Shifts in consumer habits are changing the way alcohol brands are marketing to consumers. And doing so effectively, according to Anheuser-Busch’s U.S. CMO Marcel Marcondes, requires knowing exactly where the consumer’s head is at. Across its many brands, the marketing has changed, but the core message stays the same. Bud Light is helping bars while Natty Light is helping students. Michelob is staying true to its message by supporting gyms while Stella Artois is supporting restaurants.
Adweek talked with Marcondes about how the alcohol giant has shifted its ad strategy over the last several weeks—and how the pandemic is going to change the marketing world in the long run.
The following has been edited for length and clarity.
Adweek: How do you see the coronavirus pandemic changing marketing broadly, and how has it impacted Anheuser-Busch’s approach to marketing this year?
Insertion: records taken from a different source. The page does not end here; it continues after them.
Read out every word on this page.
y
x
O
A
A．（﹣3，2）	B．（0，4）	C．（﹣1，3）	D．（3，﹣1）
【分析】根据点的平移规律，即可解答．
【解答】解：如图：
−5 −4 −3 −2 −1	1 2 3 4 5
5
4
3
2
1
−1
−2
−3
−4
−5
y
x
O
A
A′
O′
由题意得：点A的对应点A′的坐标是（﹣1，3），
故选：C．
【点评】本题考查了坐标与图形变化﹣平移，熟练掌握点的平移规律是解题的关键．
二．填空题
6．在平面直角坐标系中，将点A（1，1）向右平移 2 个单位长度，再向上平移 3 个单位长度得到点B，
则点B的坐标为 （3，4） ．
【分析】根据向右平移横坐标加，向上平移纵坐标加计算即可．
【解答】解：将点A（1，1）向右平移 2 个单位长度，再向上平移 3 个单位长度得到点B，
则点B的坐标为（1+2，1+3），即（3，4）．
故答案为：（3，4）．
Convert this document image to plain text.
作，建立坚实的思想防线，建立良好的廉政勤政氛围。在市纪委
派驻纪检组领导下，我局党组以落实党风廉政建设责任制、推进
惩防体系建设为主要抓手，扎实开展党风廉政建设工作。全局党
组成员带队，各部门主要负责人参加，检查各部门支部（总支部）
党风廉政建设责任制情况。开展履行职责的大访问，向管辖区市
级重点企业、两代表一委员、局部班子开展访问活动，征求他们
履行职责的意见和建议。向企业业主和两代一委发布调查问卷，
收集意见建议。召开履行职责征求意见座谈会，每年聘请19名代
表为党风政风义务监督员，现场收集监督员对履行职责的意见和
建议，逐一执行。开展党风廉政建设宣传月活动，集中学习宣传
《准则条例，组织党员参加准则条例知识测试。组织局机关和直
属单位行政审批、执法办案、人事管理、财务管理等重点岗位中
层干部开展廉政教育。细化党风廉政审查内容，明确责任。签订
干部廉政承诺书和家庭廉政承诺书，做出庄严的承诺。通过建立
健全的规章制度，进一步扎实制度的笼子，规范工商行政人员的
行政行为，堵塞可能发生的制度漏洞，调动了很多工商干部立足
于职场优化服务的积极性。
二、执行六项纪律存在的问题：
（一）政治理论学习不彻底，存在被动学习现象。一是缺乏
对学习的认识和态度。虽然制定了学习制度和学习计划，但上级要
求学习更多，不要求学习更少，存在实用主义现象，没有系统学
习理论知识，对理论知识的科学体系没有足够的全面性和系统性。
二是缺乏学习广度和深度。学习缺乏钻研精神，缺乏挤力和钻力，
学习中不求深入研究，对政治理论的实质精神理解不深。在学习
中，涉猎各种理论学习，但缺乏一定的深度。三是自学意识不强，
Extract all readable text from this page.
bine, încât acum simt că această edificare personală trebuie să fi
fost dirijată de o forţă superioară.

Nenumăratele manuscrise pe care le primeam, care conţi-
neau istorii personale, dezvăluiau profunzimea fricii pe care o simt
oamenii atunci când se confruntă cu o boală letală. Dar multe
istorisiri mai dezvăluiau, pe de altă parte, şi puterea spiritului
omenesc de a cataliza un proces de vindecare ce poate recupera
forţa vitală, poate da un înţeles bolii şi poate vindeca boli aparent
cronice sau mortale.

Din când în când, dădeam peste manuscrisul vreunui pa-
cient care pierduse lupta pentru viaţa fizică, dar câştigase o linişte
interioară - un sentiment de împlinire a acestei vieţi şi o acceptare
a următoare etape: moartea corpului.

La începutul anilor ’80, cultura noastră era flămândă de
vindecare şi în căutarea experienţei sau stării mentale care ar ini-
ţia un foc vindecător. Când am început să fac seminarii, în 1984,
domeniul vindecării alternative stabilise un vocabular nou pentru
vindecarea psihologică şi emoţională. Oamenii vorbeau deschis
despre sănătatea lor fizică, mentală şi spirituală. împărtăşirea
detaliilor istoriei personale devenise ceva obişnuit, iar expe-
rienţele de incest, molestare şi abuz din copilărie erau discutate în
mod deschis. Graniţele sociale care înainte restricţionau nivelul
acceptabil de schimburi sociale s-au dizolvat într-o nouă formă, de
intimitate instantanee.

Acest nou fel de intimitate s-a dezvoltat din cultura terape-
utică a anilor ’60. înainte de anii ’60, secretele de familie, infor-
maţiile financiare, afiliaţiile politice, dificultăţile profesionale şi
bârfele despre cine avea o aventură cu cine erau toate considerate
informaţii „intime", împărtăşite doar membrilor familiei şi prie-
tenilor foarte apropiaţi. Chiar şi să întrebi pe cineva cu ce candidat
Marcel Marcondes: It’s a very interesting period in time. I have always been a big advocate of being people-centric, of really putting people first in everything we do so that we can make ourselves and our brands relevant to consumers, instead of trying to convince consumers to fit to what we do. In times like this, there is no other way to do marketing. Things are changing so fast, and people have so many relevant important needs, that the only way for you to really be relevant is by adding tangible value for people. So I’m a big believer that the world is going to be significantly different after this thing goes away. Marketing is going to get to a better place overall, because now there is no way out. Everybody has to focus on people and brands have to be extremely relevant for consumers if you want to have a chance.
So more than ever, we were using all the tools and other technologies we have to be as close as possible to people, so that we can understand how their behaviors are changing: as consumers, as shoppers, as human beings, so that we can really identify what they’re going through for the need for they’re looking for and how we can make sure our brands will be relevant for them. Never self-serving, but looking for ways to add value to their needs.
The first decision we made was to get out of advertising mode. And to get to this ‘relevance and action’ kind of mode. Long story short, we pivoted completely all the brand plans in our entire portfolio to really, really understand: “What’s the key consumer group that each one of our brands connect with, and how we could make sure that we would not be advertising, that we would be adding value to what consumers need in times like this?”
What are some examples of how you changed your marketing plans?
At the beginning, people were extremely concerned about how to fight the virus and whether we would have the right structure to address that. So this is why we connected our first initiatives on that theater. We converted our lines to do hand sanitizers. We reached out to leagues and sports teams to say, “Hey, let’s convert all the venues, as many as we can in the country into Red Cross support centers, so that you can support people.” And this is one of the things that I love the most because it’s really meaningful and we’re doing this already in many states and makes a big difference.